Anne babalık sadece çocuğun barınma, giyinme, bakılma, büyütülme, eğitim ve sağlık ihtiyaçlarını gidermekten ibaret değildir. Bunları zaten zorunlu olarak yapmak durumundayız ve sadece maddi anlamdaki sorumluluklarımızı yerine getirmek bizi anne baba yapmaz. Yukarıdaki saymış olduğumuz vazifeleri (yedirme, içirme, giydirme, barındırma vs. gibi) pekâlâ bizim yerimize “parayla” başka birileri ya da kurumlar da yapabilir. O halde parayla başkasının da yerine getirebileceği sorumlulukları yerine getirmek bizi anne baba yapmıyor demek ki. Bir anne baba olarak bizim yerimize kimsenin yapamayacağı şeyleri çocuklarımıza yapabilmemiz aslında bizi gerçek anne baba yapmaktadır. Bu gerçekten hareketle, asıl anne babalık olan kısmın sorumluluklarıyla, maddi anlamdaki sorumlulukları birleştirebilmeliyiz ki gerçekten anne baba olabilmekle ilgili bir hak iddia edebilelim ve Allah katındaki sorumluluğumuzu yerine getirmiş olalım.

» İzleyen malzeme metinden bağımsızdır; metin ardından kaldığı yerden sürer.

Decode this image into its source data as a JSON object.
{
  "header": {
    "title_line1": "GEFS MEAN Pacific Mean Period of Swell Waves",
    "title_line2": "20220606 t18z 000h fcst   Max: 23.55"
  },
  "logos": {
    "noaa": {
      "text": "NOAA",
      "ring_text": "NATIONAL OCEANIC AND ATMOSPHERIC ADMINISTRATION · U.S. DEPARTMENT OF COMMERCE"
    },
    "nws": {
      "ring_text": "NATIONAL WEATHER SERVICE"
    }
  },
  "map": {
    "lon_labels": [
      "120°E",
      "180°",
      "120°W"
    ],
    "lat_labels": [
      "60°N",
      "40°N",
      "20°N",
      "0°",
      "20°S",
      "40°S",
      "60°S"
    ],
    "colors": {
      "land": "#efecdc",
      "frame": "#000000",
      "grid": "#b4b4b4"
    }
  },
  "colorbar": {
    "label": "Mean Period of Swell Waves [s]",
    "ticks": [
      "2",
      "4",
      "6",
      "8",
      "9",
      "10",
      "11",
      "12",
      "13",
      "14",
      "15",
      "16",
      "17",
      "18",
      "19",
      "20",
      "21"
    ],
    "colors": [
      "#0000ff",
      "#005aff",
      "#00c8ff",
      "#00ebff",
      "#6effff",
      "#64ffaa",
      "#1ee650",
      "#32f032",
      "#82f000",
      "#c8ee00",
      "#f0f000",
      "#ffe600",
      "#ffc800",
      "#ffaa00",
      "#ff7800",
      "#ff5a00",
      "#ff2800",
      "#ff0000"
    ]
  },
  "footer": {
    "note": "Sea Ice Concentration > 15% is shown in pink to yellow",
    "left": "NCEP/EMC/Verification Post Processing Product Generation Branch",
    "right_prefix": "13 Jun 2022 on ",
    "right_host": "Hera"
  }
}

Günümüz anne babası çocuklarının sadece maddi ihtiyaçlarına odaklı bir anne babalık yaptıkları içindir ki aile birliği ve bütünlüğü gibi bir şeyden bahsetmemiz mümkün olamıyor maalesef. Aile içi (ve toplumsal) huzursuzlukların en temel nedeni; kafalarımıza göre kendimize ve karşımızdakilere bir sorumluluk tayin etmemizdir. Oysaki karı koca olmaya niyet ettiğimiz andan itibaren Allah’ın bizlere tayin ettiği ve yüklemiş olduğu sorumluluklar başlıyor. Kafamıza göre anne babalık yapmak veya evlatlık yapmak gibi bir hakkımız olmadığı halde, günümüz ailelerinin içinde boğulmak üzere olduğu bütün sorunların asıl nedeni, kafamıza göre tayin ettiğimiz sorumluluklardır. İşte bu nedenle yetişen nesiller ana babaya saygısız, onların haklarına karşı sorumluluk hissetmeyen, onlara el kaldıran, hakaret eden, sevmeyen ve saymayan, yaşlandıklarında bakımevlerine terk eden nesiller olarak yetişiyor. Çünkü onların kafalarındaki anne baba için hissedilecek olan sorumluluk bu ölçüde tayin edilmiş! “Gençleri bu şekilde davranmaya iten şey ise; Allah’ın anne ve babalar olarak bizlere yüklemiş ve tayin etmiş olduğu sorumlulukları yapmayı terk ederek, kafamıza göre tayin etmiş olduğumuz anne babalık kalıplarına göre onları yetiştirmemizdir.” Sonumuzu kendi elleriyle hazırlayan anne babalar olarak bu ahlaki, toplumsal ve psikolojik vebalin sonuçlarından kaçınabileceğimizi hiç sanmıyorum. Çünkü bu ailevi sorunlar zamanla çığa dönüşerek bizi altında bırakacak ve çocuklarımız ya da biz ölmediğimiz sürece, hayatımızın bir parçası olarak bizlere rahat ve huzur yüzü göstermeyecektir.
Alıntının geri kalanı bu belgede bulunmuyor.